AICPA standards and premises of value Flashcards
In business valuation, what are the two main premises of value
1) going concern value
2) liquidation value
in business valuation, what is the going concern value?
the value of a business enterprise that is expected to continue to operate into the future. this concept assumes that a business enterprise is expected to continue operations into perpetuity
in business valuation, what is the liquidation value?
the net amount that would be realized if the business is terminated and the assets are sold piecemeal. Liquidation can be either “orderly” or “forced”, at which the assets are sold over a reasonable time to maximize pro or liquidation value.
what is a privately issued security?
the fair value of individual common shares or other equity securities that constitute a minority of the outstanding securities.
what does a “top-down” method refer to? (what steps does it involve)
a top down involves first valuing the enterprise value, subtracting the fv of debt to fb of equity (if needed), and then using that equity valuation as a basis for allocating the equity value among the enterprise’s privately issued securities (common/other equity).
what is the difference btween FASB ASC 718 and FASB ASC 505-50
FASB ASC 718 addresses share-based payments to employees, FASB ASC 505-50 pertains to share-based payments to nonemployees
which set of accounting principles is fair value based on?
fair value is based on generally accepted accounting principles (GAAP) if it’s a US company, which bases it on FASB ASC 718 and FASB 505-50
What is the fair value definition under ASC 820
The price that would be received to sell an asset or paid to transfer a liability in an orderly transaction between market participants at the measurement date.
what is the fair value definition under FASB ASC 718/505-50
The amount at which an asset (or liability) could be brought (or incurred) or sold (or settled) in a current transaction between willing parties, that is, other than in a forced or liquidation sale
what small difference is there between ASC 718 and 820
ASC Does not apply to accounting principles that address share-based payment transactions.
what is the Fair Market Value definition under IRS Revenue Ruling 59-60
The FMV is the price at which property would change hands between a willing buyer and a willing seller when the former is not under and compulsion to buy, and the latter is not under any compulsion to sell, both parties having reasonable knowledge of relevant facts.
What is the Fair market value as defined by the international glossary of business valuation terms? (hint: not that different from irs ruling 59-60)
the price, expressed in terms of cash equivalents, at which property would change hands between a hypothetical willing and able buyer and a hypothetical willing and able seller, acting at arm’s length in an open and unrestricted market, when neither is under compulsion to buy or sell and when both have reasonable knowledge of the relevant facts.
FASB ASC 820 establishes a fair value hierarchy that categorizes the inputs to valuation techniques used to measure fair value. what are the three levels?

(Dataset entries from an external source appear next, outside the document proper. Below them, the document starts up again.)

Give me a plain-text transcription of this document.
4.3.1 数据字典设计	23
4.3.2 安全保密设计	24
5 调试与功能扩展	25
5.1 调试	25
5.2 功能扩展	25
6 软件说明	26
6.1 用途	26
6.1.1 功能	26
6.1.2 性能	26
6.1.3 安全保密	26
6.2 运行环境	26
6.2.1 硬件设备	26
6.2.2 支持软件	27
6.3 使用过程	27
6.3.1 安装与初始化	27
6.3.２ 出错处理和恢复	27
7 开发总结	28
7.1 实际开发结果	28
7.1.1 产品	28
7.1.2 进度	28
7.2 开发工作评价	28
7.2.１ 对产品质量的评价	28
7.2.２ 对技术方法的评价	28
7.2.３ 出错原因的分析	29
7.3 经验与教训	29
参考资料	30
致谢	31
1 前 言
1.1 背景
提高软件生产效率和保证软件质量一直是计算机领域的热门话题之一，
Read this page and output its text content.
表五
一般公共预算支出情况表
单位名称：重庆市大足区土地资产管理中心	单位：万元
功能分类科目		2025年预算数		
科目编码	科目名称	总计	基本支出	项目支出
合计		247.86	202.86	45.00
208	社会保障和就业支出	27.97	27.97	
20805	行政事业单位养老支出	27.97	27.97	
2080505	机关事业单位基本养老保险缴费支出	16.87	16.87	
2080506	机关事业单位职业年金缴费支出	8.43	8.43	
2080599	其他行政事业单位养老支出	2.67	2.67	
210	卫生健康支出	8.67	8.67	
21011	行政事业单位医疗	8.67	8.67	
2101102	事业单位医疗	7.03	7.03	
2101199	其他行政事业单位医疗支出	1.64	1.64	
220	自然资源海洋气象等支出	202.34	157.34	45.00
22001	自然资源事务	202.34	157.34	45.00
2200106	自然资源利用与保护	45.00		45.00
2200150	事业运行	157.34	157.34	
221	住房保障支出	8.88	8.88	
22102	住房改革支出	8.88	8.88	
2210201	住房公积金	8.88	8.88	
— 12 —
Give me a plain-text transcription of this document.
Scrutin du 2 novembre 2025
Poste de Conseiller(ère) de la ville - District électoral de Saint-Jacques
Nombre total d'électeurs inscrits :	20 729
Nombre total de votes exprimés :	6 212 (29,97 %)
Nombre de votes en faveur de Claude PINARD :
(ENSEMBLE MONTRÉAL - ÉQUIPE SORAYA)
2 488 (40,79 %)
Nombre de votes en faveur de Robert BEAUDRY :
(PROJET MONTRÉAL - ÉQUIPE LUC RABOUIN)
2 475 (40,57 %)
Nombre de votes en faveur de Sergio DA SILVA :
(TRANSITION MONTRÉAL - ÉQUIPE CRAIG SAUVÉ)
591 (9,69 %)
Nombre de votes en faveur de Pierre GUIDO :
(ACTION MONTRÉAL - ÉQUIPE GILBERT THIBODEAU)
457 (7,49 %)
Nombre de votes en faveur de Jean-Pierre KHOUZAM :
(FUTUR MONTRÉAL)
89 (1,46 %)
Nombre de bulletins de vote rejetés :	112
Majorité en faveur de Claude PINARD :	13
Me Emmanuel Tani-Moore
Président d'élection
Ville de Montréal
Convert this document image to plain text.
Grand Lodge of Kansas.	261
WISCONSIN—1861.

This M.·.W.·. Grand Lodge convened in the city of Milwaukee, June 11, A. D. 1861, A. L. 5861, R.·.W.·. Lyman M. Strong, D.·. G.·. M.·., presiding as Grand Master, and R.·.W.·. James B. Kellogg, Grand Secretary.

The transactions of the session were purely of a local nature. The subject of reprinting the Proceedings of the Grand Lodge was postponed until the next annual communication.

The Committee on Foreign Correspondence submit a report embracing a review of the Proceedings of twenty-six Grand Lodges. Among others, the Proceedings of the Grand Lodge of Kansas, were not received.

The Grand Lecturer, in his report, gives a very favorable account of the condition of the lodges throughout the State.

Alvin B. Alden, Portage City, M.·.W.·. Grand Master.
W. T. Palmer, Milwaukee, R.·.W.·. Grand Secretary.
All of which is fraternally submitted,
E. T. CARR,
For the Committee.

Level 1 asset: Most liquid (quoted market prices in active markets)
Level 2 asset: quoted prices of similar active/inactive markets (gpc/gtc, etc)
Level 3 asset: Unobservable. Complex products (ex - preferred stock). (Information not publicly available) (where valuators come into play - consultants)
what are the 6 stages, and what is the usual type of financing per each?
stage 1: seed capital or first round financing (by friends, family, angels, VC firms)
stage 2: second or third round of financing occurs during this stage. (VC usually)
stage 3: later rounds of financing from vc or strategic business partners (securities issued to investors in the form of pref stock)
stage 4: mezzanine rounds of financing occur. (this is where we would begin to also see talks of IPO’s with IB)
Stage 5: Liquidity event /IPO discussions. Securities form (common/pref)
stage 6: either remains private or goes IPO
what are the 6 stages, and the operation position in each
stage 1: enterprise has no product revenue, incomplete management, initial product development
stage 2: enterprise has no product revenue, substantive expense history, product development on the way
stage 3: enterprise has made significant progress in product development. key milestones met, development near completion. no revenue
stage 4: additional key developments met, some form of revenue, still operating at loss.
stage 5: enterprise has product revenue, achieved breakthrough of financial success (achieved op profitability/positive CF B.E.)
stage 6: has good financial history, profitable operations, good CF.